Ebenfalls eine Premiere erlebte der „Newcomers Club“ des Forschungstags. Dabei stellten zwei der jüngst berufenen Professoren ihre Forschung dem Publikum vor: Prof. Michael Heuser, seit September 2024 Professor für Innere Medizin mit den Schwerpunkten Hämatologie und Onkologie, zeigte aktuelle Beispiele aus der Leukämieforschung und erläuterte, wie Next-Generation-Sequencing zur ultrasensitiven Diagnostik eingesetzt werden kann. Unter dem Motto „Cure Leukemia Together“ warb er für Vernetzung und Translation. Prof. Oliver Tüscher, seit Oktober 2024 Professor für Psychiatrie und Psychotherapie, zeigte Entwicklungen in der Therapie und Prävention von psychiatrischen und altersbedingten kognitiven Beeinträchtigungen auf, bei denen auch digitale Interventionsmöglichkeiten zum Einsatz kommen. Mit dabei war außerdem PD Dr. Hauke Felix Wiegand, der als leitender Oberarzt in der psychiatrischen Forschung tätig ist, Versorgungsforschung anhand von Krankenkassendaten betreibt und sich mit der Digitalisierung psychiatrischer Daten befasst.
„Forschung braucht Kommunikation, Interaktion und Kompetition“
Für Prof.

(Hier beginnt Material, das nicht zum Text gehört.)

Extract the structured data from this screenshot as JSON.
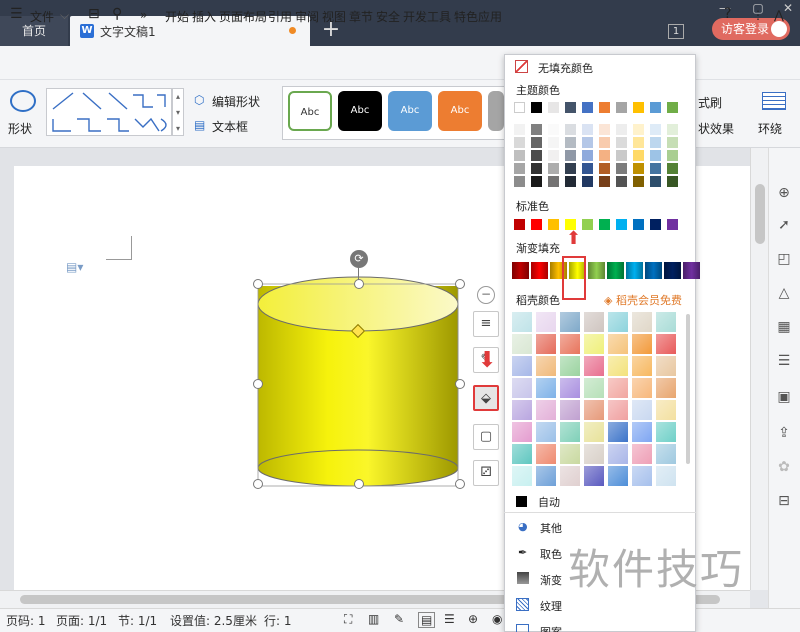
{
  "tabs": {
    "home": "首页",
    "doc_title": "文字文稿1",
    "doc_icon": "W",
    "new_tab": "+"
  },
  "window": {
    "notif_count": "1",
    "visitor": "访客登录",
    "min": "—",
    "max": "▢",
    "close": "✕"
  },
  "menu": {
    "file": "文件",
    "items": [
      "开始",
      "插入",
      "页面布局",
      "引用",
      "审阅",
      "视图",
      "章节",
      "安全",
      "开发工具",
      "特色应用"
    ],
    "more": "»",
    "help": "?",
    "collapse": "⋀"
  },
  "ribbon": {
    "shape": "形状",
    "edit_shape": "编辑形状",
    "text_box": "文本框",
    "style_label": "Abc",
    "format_brush": "式刷",
    "shape_effect": "状效果",
    "wrap": "环绕"
  },
  "popup": {
    "no_fill": "无填充颜色",
    "theme_colors": "主题颜色",
    "standard_colors": "标准色",
    "gradient_fill": "渐变填充",
    "daoke_colors": "稻壳颜色",
    "member_free": "稻壳会员免费",
    "auto": "自动",
    "other": "其他",
    "eyedropper": "取色",
    "gradient": "渐变",
    "texture": "纹理",
    "picture": "图案"
  },
  "colors": {
    "theme_row": [
      "#ffffff",
      "#000000",
      "#e7e6e6",
      "#44546a",
      "#4472c4",
      "#ed7d31",
      "#a5a5a5",
      "#ffc000",
      "#5b9bd5",
      "#70ad47"
    ],
    "standard": [
      "#c00000",
      "#ff0000",
      "#ffc000",
      "#ffff00",
      "#92d050",
      "#00b050",
      "#00b0f0",
      "#0070c0",
      "#002060",
      "#7030a0"
    ],
    "accent_red": "#e03a3a",
    "shape_fill": "#f5f20a"
  },
  "statusbar": {
    "page_code": "页码: 1",
    "pages": "页面: 1/1",
    "section": "节: 1/1",
    "setting": "设置值: 2.5厘米",
    "row": "行: 1"
  },
  "watermark": "软件技巧"
}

Wickenhauser stand der 10. Forschungstag unter den Schlagworten „Kommunikation, Interaktion, Kompetition“: Nur über gute Kommunikation könne man erfolgreich Verbundforschung betreiben. Eine tatsächliche Interaktion entstehe aber erst durch den persönlichen Kontakt zwischen Forschenden aus den Instituten und Kliniken, der weit über eine bloße Kommunikation hinausgehe. Der Forschungstag ist dabei eine feste Größe. Es müsse aber auch eine gesunde Kompetition geben, um sich gegenseitig zu Höchstleistungen zu bringen, wobei die Motivation junger Menschen nicht aus den Augen verloren werden dürfe. Erstmalig konnten sich alle Beiträge, die in diesem Jahr nicht für einen Vortrag oder ein Poster ausgewählt wurden, im Foyer auf einem großen Bildschirm präsentieren.
Zum Abschluss prämierte sie herausragende Posterpräsentationen und Vorträge. Mit den besten Vorträgen überzeugten Dr. Alexander Gussew (Radiologie) und Julia Helmes (KIM IV). In der Kategorie Poster wurden Pit Preckwinkel (Molekulare Medizin), Angelo Vece (Physiologische Chemie), Filip Kramarzyk (KIM IV) und Anna Kopf (Reproduktionsmedizin und Andrologie) ausgezeichnet.